ハートストリングス初の、東京でのコンサート。共演するKDDiコーラスとうまく連絡がとれなかったり、直前になっていろいろ変わったりしたけれど、無事終了しました。ご来場くださった皆様、そして、会場には来られなくても応援してくださっている皆様、ありがとうございました。

ハートストリングスと名乗るようになって12年。当初からのメンバーは、私と、今回仕事のため出演できなかった会長だけ。けれど他のメンバーも長い人は10年近くが経ち、アンサンブルをすることにも慣れてきました。

特に今年は、5月の美野里ダルシマ&オートハープ・フェスティバルでのソロ演奏、6月の発表会への参加をした人たちが7月の和歌山でのコンサートに参加し、その曲目をそのまま持ってこれたので、コンサートをするタイミングとしてとてもよかったのです。和歌山に参加しなかったKさんも、3ヶ月でソロ曲を準備しました。

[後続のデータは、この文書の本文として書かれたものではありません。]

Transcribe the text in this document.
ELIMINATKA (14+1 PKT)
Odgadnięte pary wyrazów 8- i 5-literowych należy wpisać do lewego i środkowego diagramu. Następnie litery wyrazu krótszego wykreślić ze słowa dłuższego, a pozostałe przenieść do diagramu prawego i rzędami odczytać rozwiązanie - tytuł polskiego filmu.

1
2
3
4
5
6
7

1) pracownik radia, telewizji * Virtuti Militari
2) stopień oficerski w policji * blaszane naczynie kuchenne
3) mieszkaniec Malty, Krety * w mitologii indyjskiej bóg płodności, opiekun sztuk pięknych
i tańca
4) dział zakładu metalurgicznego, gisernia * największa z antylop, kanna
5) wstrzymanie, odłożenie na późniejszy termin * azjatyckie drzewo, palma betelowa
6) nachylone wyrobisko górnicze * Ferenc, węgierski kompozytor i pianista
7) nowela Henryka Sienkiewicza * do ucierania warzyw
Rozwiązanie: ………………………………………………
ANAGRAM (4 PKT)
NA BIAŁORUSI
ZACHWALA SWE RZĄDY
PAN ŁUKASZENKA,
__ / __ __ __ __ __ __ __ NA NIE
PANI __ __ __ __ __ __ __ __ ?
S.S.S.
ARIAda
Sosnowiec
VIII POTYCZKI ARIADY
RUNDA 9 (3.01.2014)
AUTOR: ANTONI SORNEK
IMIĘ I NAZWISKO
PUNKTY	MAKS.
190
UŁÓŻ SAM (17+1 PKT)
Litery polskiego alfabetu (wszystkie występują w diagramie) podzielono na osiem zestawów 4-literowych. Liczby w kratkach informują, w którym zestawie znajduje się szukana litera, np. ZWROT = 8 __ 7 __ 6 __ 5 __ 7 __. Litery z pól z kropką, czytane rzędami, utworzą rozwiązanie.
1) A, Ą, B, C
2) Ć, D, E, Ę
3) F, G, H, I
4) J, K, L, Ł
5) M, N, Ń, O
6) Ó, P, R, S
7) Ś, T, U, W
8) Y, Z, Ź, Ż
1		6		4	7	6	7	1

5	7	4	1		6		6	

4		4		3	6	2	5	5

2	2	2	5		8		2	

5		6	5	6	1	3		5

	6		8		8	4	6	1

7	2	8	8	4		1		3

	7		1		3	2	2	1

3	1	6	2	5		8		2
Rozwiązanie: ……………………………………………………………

一昨年演奏させていただいたクリスマス・コンサートでは、当日朝練習してから出かけたのに、今回は移動が大変だからリハーサルだけで良いということになり、そのリハーサルも、楽器の配置と出入りのことに時間がかかったため全曲通して弾かず、それでもきちんと演奏できました。実はその全曲弾かなかったリハーサルで繰り返し回数を間違えたりして、ちょっと不安が残っていたのですが、本番はバッチリ。ソロ曲の途中で珍しく間違えてしまった人も、すぐに復帰、多分気づかなかった人もいたのではないかと思うほどのリカバー。彼女はこの曲を3年ほど前に演奏、今年久しぶりに弾いてみてと美野里の際お願いしたのですが、この1ヶ月ほどでとても叙情的に弾くようになりました。

次は12月12日午後5時から、岸辺幼稚園(渋谷区上原)でのクリスマス会。
また、クリスマス・レパートリーを増やしたいと思っています。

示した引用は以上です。